Friday, February 21, 2014

How many languages are there in India?


This is a tricky question! Depending on how you define language and dialect, you get diverse answers. Here are three answers.

1. PLSI. "There are over 780 languages and 66 different scripts in India." Ganesh N Devy, Chairperson of the People's Linguistic Survey of India (PLSI), announced this in press conferences in Kolkata and Guwahati in July 2013. As the report in The Hindu said: "Arunachal Pradesh is the richest among the States with 90 languages.... Researchers found that Assam with 55 languages, Gujarat 48, Maharashtra 39, and West Bengal 38 are among the most linguistically diverse States.... The survey, Dr.

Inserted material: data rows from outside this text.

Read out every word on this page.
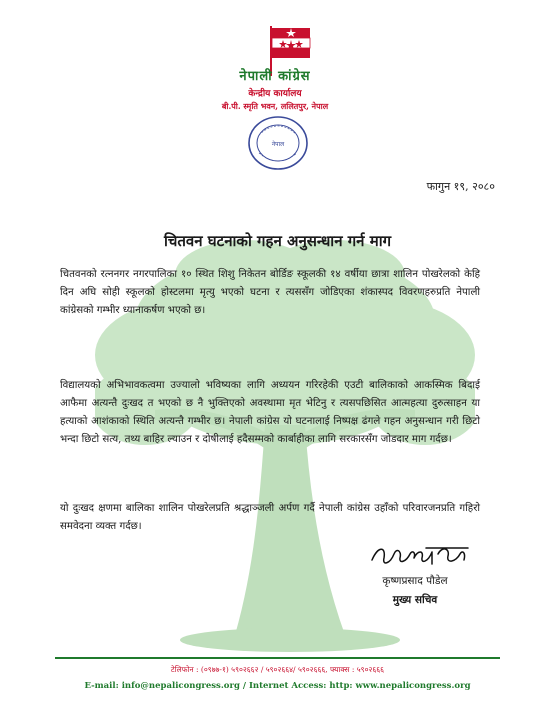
नेपाली कांग्रेस
केन्द्रीय कार्यालय
बी.पी. स्मृति भवन, ललितपुर, नेपाल
नेपाल
फागुन १९, २०८०
चितवन घटनाको गहन अनुसन्धान गर्न माग

चितवनको रत्ननगर नगरपालिका १० स्थित शिशु निकेतन बोर्डिङ स्कूलकी १४ वर्षीया छात्रा शालिन पोखरेलको केहि दिन अघि सोही स्कूलको होस्टलमा मृत्यु भएको घटना र त्यससँग जोडिएका शंकास्पद विवरणहरुप्रति नेपाली कांग्रेसको गम्भीर ध्यानाकर्षण भएको छ।

विद्यालयको अभिभावकत्वमा उज्यालो भविष्यका लागि अध्ययन गरिरहेकी एउटी बालिकाको आकस्मिक बिदाई आफैमा अत्यन्तै दुःखद त भएको छ नै भुक्तिएको अवस्थामा मृत भेटिनु र त्यसपछिसित आत्महत्या दुरुत्साहन या हत्याको आशंकाको स्थिति अत्यन्तै गम्भीर छ। नेपाली कांग्रेस यो घटनालाई निष्पक्ष ढंगले गहन अनुसन्धान गरी छिटो भन्दा छिटो सत्य, तथ्य बाहिर ल्याउन र दोषीलाई हदैसम्मको कार्बाहीका लागि सरकारसँग जोडदार माग गर्दछ।

यो दुःखद क्षणमा बालिका शालिन पोखरेलप्रति श्रद्धाञ्जली अर्पण गर्दै नेपाली कांग्रेस उहाँको परिवारजनप्रति गहिरो समवेदना व्यक्त गर्दछ।

कृष्णप्रसाद पौडेल
मुख्य सचिव
टेलिफोन : (०९७७-१) ५९०२६६२ / ५९०२६६४/ ५९०२६६६, फ्याक्स : ५९०२६६६
E-mail: info@nepalicongress.org / Internet Access: http: www.nepalicongress.org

Devy said, has revealed that the north-eastern parts of the country have one of the highest per capita language densities in the world." Another report quotes Devy as saying, "While it surely is a fact to celebrate the diversity of the country, the sad part is we have lost nearly 250 languages in the last 50 years or so." More elsewhere on this blog.

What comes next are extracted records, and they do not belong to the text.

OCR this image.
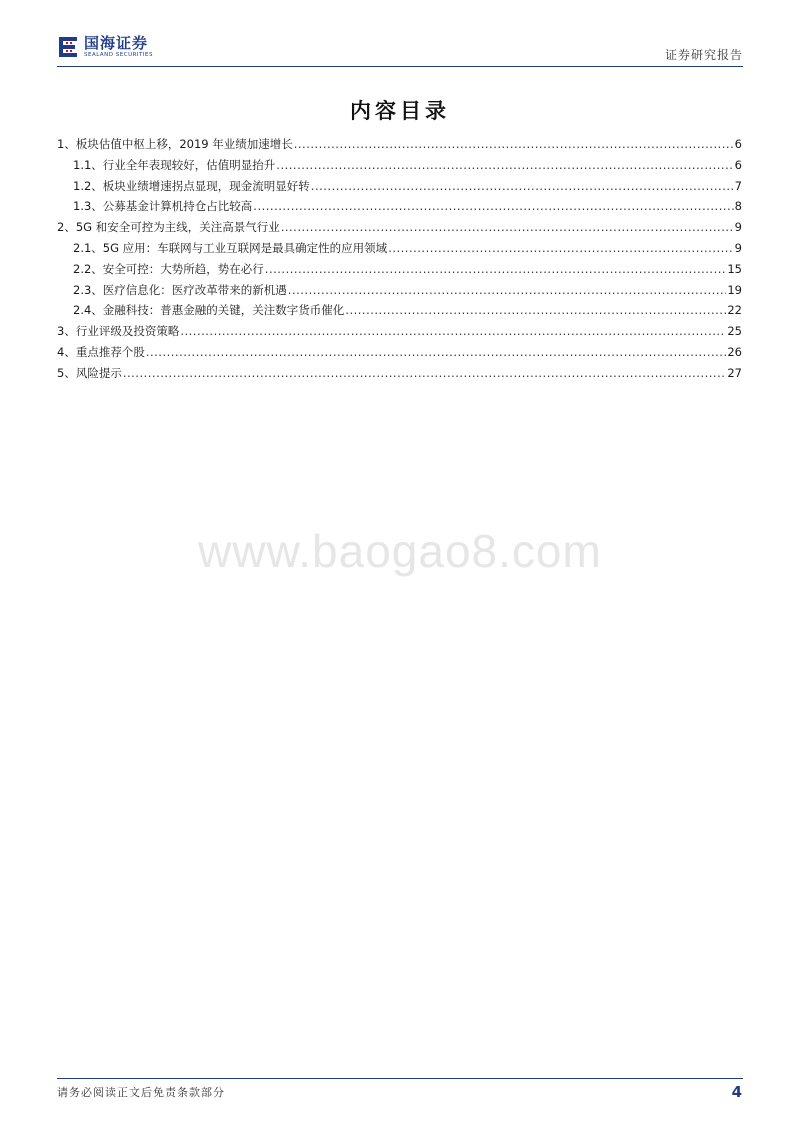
国海证券
SEALAND SECURITIES	证券研究报告
内容目录
1、 板块估值中枢上移，2019 年业绩加速增长 .....	6
1.1、 行业全年表现较好，估值明显抬升 .....	6
1.2、 板块业绩增速拐点显现，现金流明显好转 .....	7
1.3、 公募基金计算机持仓占比较高 .....	8
2、 5G 和安全可控为主线，关注高景气行业 .....	9
2.1、 5G 应用：车联网与工业互联网是最具确定性的应用领域 .....	9
2.2、 安全可控：大势所趋，势在必行 .....	15
2.3、 医疗信息化：医疗改革带来的新机遇 .....	19
2.4、 金融科技：普惠金融的关键，关注数字货币催化 .....	22
3、 行业评级及投资策略 .....	25
4、 重点推荐个股 .....	26
5、 风险提示 .....	27
www.baogao8.com
请务必阅读正文后免责条款部分	4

2. Ethnologue. "The number of individual languages listed for India is 461. Of these, 447 are living and 14 are extinct. Of the living languages, 75 are institutional, 127 are developing, 178 are vigorous, 55 are in trouble, and 12 are dying." This is how the internet's biggest language-database, Ethnologue, characterizes our languages. A-Pucikwar, Adi, Agariya... when I first saw this list many years ago, it was only the 25th language that I recognized -- Assamese.

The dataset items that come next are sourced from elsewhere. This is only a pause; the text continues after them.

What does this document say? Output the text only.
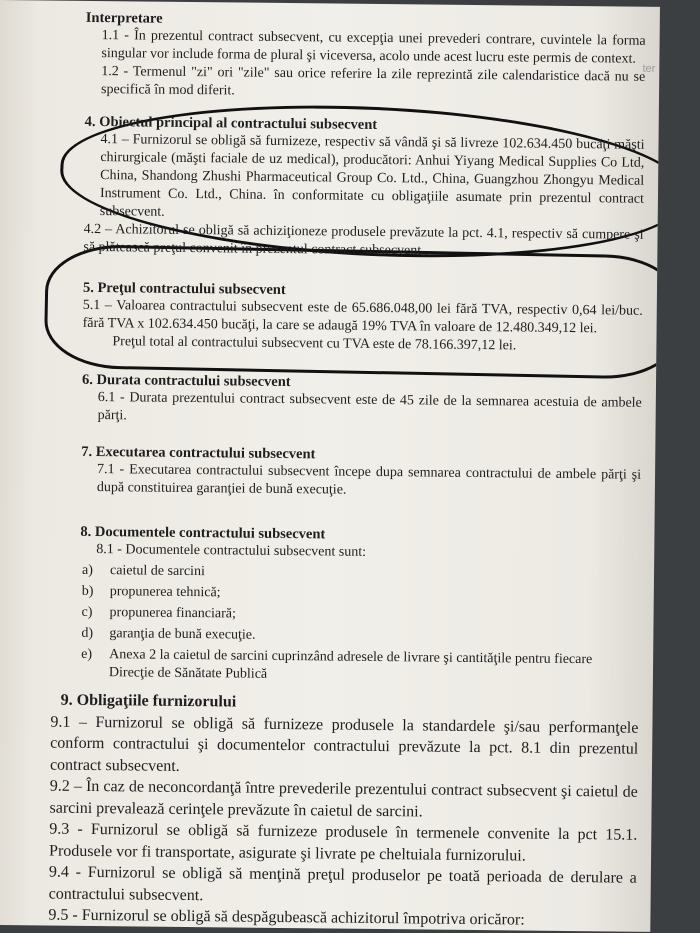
ter
Interpretare
1.1 - În prezentul contract subsecvent, cu excepţia unei prevederi contrare, cuvintele la forma singular vor include forma de plural şi viceversa, acolo unde acest lucru este permis de context.
1.2 - Termenul "zi" ori "zile" sau orice referire la zile reprezintă zile calendaristice dacă nu se specifică în mod diferit.
4. Obiectul principal al contractului subsecvent
4.1 – Furnizorul se obligă să furnizeze, respectiv să vândă şi să livreze 102.634.450 bucăţi măşti chirurgicale (măşti faciale de uz medical), producători: Anhui Yiyang Medical Supplies Co Ltd, China, Shandong Zhushi Pharmaceutical Group Co. Ltd., China, Guangzhou Zhongyu Medical Instrument Co. Ltd., China. în conformitate cu obligaţiile asumate prin prezentul contract subsecvent.
4.2 – Achizitorul se obligă să achiziţioneze produsele prevăzute la pct. 4.1, respectiv să cumpere şi să plătească preţul convenit în prezentul contract subsecvent .
5. Preţul contractului subsecvent
5.1 – Valoarea contractului subsecvent este de 65.686.048,00 lei fără TVA, respectiv 0,64 lei/buc. fără TVA x 102.634.450 bucăţi, la care se adaugă 19% TVA în valoare de 12.480.349,12 lei.
Preţul total al contractului subsecvent cu TVA este de 78.166.397,12 lei.
6. Durata contractului subsecvent
6.1 - Durata prezentului contract subsecvent este de 45 zile de la semnarea acestuia de ambele părţi.
7. Executarea contractului subsecvent
7.1 - Executarea contractului subsecvent începe dupa semnarea contractului de ambele părţi şi după constituirea garanţiei de bună execuţie.
8. Documentele contractului subsecvent
8.1 - Documentele contractului subsecvent sunt:
a)	caietul de sarcini
b)	propunerea tehnică;
c)	propunerea financiară;
d)	garanţia de bună execuţie.
e)	Anexa 2 la caietul de sarcini cuprinzând adresele de livrare şi cantităţile pentru fiecare Direcţie de Sănătate Publică
9. Obligaţiile furnizorului
9.1 – Furnizorul se obligă să furnizeze produsele la standardele şi/sau performanţele conform contractului şi documentelor contractului prevăzute la pct. 8.1 din prezentul contract subsecvent.
9.2 – În caz de neconcordanţă între prevederile prezentului contract subsecvent şi caietul de sarcini prevalează cerinţele prevăzute în caietul de sarcini.
9.3 - Furnizorul se obligă să furnizeze produsele în termenele convenite la pct 15.1. Produsele vor fi transportate, asigurate şi livrate pe cheltuiala furnizorului.
9.4 - Furnizorul se obligă să menţină preţul produselor pe toată perioada de derulare a contractului subsecvent.
9.5 - Furnizorul se obligă să despăgubească achizitorul împotriva oricăror:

3. Census of India. "122 languages" says the 2001 census. But wait -- how do they arrive at this number? Well, the enumerators "recorded faithfully" 6661 mother-tongue names from all over the country. These were then "subjected to thorough linguistic scrutiny, edit and rationalization." This resulted in 1635 "rationalized mother tongues" -- each of which is spoken by at least 10,000 speakers -- and 1957 names "which were treated as 'unclassified' and relegated to 'other' mother tongue category." These 1635 "rationalized mother tongues" were further classified following "the usual linguistic methods for rational grouping". The result was 122 languages.

One result of these reclassifications is that under the language-name Hindi, there are 49 "mother-tongues" (from Awadhi to Surjapuri). Besides, there are also 14.8 million "Others", speaking mother-tongues with 10,000 or fewer speakers. 14.8 million "Others": as Wikipedia tells us, there are about 174 countries and dependent territories with smaller populations than that!